ELECTRONIC JOURNAL OF GENERAL MEDICINE, vol.17, no.1, 2020 (ESCI) identifier identifier

  • Publication Type: Article / Article
  • Volume: 17 Issue: 1
  • Publication Date: 2020
  • Doi Number: 10.29333/ejgm/112767
  • Journal Name: ELECTRONIC JOURNAL OF GENERAL MEDICINE
  • Journal Indexes: Emerging Sources Citation Index (ESCI), Scopus
  • Keywords: OUMS-27, chondrosarcoma, diabetes mellitus, insulin, ADAMTS proteins, MULTIPLICATION-STIMULATING ACTIVITY, MAXILLARY SINUS, THROMBOSPONDIN MOTIFS, BONE-FORMATION, MATRIX-METALLOPROTEINASE, IN-VIVO, FRACTURE, RAT, CARTILAGE, CHONDROCYTES
  • Ankara University Affiliated: Yes

Abstract

Background: The delay in wound healing, decrease in the long bones resilience to fracture, and delay in fracture healing are among common complications diabetes mellitus (DM) patients, and they still remain as challenging issues to be solved. The mechanism has not been fully understood yet, but high sugar and/or insulin deficiency or unresponsiveness to insulin in blood are potential causes to blame.
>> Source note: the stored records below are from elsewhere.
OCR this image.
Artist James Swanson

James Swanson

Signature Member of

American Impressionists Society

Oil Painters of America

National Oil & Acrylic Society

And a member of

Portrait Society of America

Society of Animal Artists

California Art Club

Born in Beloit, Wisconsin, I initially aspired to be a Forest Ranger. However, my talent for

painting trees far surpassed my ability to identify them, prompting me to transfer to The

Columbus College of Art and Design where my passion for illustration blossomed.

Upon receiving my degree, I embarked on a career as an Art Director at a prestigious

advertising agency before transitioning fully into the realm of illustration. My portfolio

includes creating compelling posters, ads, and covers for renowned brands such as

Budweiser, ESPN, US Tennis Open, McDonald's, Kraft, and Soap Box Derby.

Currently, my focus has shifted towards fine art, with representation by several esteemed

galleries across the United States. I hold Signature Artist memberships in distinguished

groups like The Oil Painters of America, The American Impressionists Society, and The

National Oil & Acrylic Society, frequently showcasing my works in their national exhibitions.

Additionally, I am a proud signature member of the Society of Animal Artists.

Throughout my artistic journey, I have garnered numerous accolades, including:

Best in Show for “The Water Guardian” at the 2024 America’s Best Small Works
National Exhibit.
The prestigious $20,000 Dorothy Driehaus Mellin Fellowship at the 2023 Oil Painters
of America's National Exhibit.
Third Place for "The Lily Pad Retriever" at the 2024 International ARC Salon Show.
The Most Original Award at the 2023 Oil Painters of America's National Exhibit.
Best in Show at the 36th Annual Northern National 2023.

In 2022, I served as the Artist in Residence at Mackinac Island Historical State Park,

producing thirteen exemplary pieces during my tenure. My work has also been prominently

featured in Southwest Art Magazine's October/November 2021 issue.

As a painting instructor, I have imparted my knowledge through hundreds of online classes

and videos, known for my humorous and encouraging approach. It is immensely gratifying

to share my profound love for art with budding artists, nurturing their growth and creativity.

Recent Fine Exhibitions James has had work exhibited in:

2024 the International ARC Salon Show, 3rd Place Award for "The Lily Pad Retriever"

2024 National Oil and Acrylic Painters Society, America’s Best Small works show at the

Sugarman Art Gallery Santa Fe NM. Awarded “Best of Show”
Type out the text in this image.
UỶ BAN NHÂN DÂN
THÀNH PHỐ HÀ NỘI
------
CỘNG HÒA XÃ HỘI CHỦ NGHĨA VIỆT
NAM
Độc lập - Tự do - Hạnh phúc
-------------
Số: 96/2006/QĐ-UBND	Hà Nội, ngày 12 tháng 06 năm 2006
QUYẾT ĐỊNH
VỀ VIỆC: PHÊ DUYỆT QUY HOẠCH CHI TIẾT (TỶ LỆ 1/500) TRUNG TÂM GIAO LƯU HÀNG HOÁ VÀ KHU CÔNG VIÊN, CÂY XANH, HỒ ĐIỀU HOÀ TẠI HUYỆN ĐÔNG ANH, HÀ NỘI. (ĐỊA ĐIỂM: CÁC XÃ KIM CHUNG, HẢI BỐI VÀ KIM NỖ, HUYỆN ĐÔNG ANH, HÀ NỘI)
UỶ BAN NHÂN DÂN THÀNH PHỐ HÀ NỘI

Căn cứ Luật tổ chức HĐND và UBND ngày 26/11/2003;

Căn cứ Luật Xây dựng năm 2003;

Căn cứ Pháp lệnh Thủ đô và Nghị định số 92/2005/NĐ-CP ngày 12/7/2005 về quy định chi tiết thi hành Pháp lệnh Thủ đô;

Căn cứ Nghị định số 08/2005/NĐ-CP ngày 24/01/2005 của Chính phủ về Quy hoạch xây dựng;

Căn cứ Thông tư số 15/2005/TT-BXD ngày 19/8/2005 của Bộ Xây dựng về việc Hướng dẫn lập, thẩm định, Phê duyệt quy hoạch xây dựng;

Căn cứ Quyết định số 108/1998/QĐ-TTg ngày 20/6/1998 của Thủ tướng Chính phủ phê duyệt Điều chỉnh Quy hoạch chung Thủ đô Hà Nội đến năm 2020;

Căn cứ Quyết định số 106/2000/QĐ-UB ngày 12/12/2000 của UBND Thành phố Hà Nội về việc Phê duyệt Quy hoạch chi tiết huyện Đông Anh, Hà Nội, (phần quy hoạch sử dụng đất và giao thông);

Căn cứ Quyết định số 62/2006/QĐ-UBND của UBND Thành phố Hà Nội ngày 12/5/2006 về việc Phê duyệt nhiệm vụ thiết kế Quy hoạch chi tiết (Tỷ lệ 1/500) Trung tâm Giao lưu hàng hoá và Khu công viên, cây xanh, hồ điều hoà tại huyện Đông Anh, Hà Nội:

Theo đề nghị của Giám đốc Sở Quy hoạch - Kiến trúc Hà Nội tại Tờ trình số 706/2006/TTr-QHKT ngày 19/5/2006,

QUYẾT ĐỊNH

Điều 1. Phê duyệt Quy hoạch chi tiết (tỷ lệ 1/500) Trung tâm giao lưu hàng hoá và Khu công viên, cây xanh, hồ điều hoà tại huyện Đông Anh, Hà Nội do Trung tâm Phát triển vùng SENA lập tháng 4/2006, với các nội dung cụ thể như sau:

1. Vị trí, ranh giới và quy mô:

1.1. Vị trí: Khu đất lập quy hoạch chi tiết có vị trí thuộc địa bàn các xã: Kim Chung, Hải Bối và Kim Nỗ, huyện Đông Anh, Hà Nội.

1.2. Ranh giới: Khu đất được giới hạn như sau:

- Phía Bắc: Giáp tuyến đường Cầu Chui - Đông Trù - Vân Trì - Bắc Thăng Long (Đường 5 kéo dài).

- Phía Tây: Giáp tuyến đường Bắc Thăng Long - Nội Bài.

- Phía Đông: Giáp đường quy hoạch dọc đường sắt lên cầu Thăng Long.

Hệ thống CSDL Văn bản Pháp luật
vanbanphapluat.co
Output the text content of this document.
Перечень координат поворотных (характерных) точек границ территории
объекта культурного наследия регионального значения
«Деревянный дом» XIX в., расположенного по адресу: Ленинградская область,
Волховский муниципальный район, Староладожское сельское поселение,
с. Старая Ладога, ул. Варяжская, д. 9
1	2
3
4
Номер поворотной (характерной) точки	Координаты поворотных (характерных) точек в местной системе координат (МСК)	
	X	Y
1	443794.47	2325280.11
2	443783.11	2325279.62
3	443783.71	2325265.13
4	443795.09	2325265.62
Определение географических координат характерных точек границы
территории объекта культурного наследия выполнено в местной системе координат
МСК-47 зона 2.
Extracellular matrix degradation/remodeling is one of the important mechanisms whereby cell differentiation, bone remodeling and wound repair can be regulated. A disintegrin and metalloproteinase with a thrombospondin type 1 motif (ADAMTS) proteins play important roles in cartilage/bone metabolism. This study aimed to determine whether ADAMTS/Tissue inhibitors of metalloproteinases (TIMP) proteins were affected by insulin application in OUMS-27 (chondrosarcoma) cells.